Allen West Conveyancing Update

There is no statutory or regulatory obligation on the Surveyors General or registrars of deeds to disallow the duplication of names assigned to a sectional title scheme on approval of the sectional plans or on the opening of the sectional title register. 

This oversight by the legislator has given rise to numerous instances where objection was made to the duplication of a name, more specifically in instances where a name is registered with CIPRO/Commission as a trademark or is patented, and the matter having to be resolved in a court of law. 

It would appear as if the Surveyor General in Kwazulu-Natal does not allow the duplication of a scheme name in the same local authority area. This practice still does not solve the problem of names registered as trademarks or which are patented. Duplications in other local authority areas could still result in lengthy court disputes. Practice has shown that Sheriffs more often than not attach units in a scheme containing the same name, not aware of the fact that the judgment is relevant to a unit in another scheme. 

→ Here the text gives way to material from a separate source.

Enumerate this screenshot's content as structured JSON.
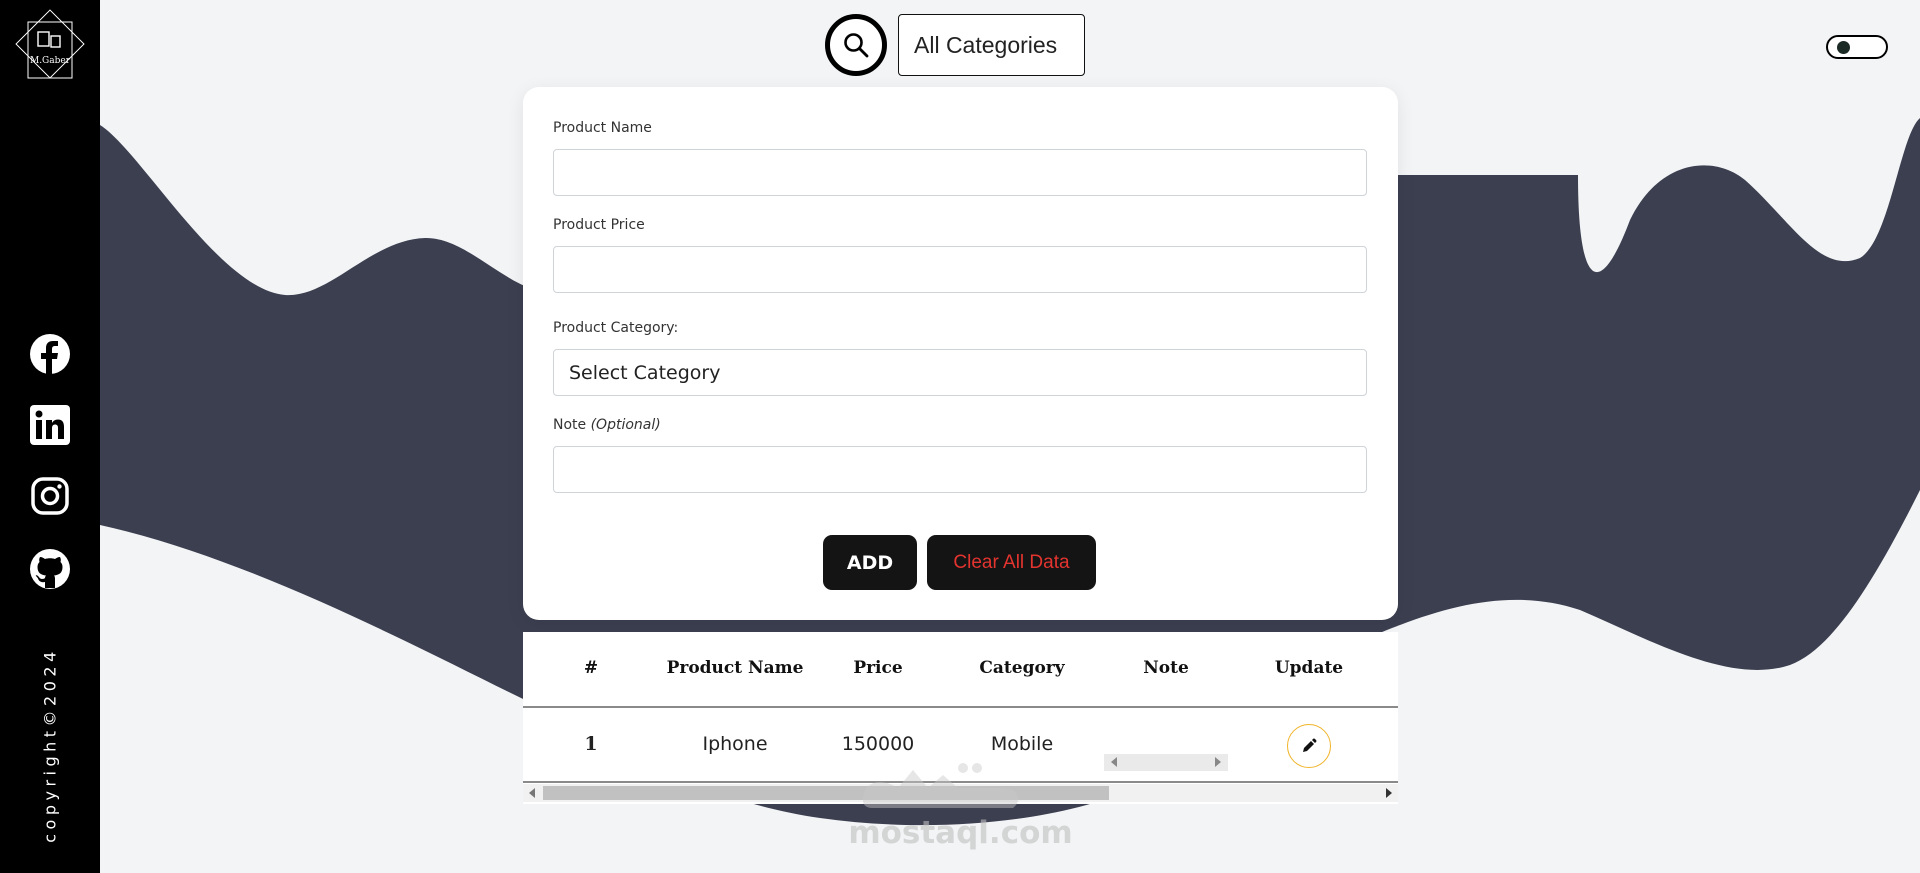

Research as shown that in numerous instances, certain bodies corporate, in view of changed circumstances, have changed the name allocated to the scheme as same was no longer acceptable to the majority of the members. In view of the fact that no enabling legislation exists to change the name of the scheme, the body corporate merely assigns a new name to the scheme which then appears on signage, correspondence, etc. This causes major confusion to all and sundry and should be frowned upon and not be allowed. 

Should a court be approached to change the name of a sectional title scheme, the Surveyor General should be instructed to amend the sectional plans and in turn notify the registrar of deeds concerned to note a caveat against the scheme. However, this is a costly and drawn out procedure (see in this regard RCR 68 of 2008). 

It is submitted that the Sectional Titles Act 95 of 1986, or regulations promulgated there under should cater for the change of name of a sectional title scheme name, as well as to prevent Surveyors General from registering sectional plans duplicating names, specifically names reserved as trademarks. 

The matter, however, was referred to the Sectional Title Regulation Board meeting, however it was held that the uniqueness of a sectional title scheme lies in its registration number, and not its name. 

The matter was also referred to the Registrars’ Annual Conference, but the same resolution as was made by the Board was taken (see RCR 82 of 2011). 


Should any affected body corporate wish to change the name of a scheme, the matter must be referred to Court. Do not hesitate to contact us should you require more information.

Allen West
012 346 1278


  1. Comment posted on behalf of John Christie of J Leslie Smith and Co.

    I agree fully with what Allen has said.
    When the 1971 Act was in operation, the procedure in PMB was that the land surveyor applied to the SGO for the reservation of a name for the scheme – which the SGO did – unless there was already a scheme with that name – in which event the land surveyor or developer had to select a different name.
    So there was no duplication of scheme names permitted at that stage.
    That practice was eventually abolished when someone objected on the basis that there was no such prohibition in the Act.
    Someone always spoils the party.

    A further problem which needs to be highlighted is the way in which schemes and extensions are numbered.
    The Act requires the Registrar to assign a unique number to every scheme – and so what happens with a scheme with two extensions, for example, is that the first phase in numbered, say, SS 123/2016, the first extension as SS 567/2017 and the second extension as SS 678/2018 – all part of the same scheme!
    This causes immense confusion, even with the deeds registry data base, and it is not uncommon to do a scheme search and to find the wrong extensions files under the wrong scheme – not to mention ball the confusion out there amongst the general public when it comes to identifying schemes properly.
    A much better solution would have been to number the scheme, and all of its extensions, as: First phase: SS123/2016, second phase as SS123/2016(2), and third phase as SS123/2016(3). These are all unique numbers, and this would have avoided much of the confusion which exists with everybody.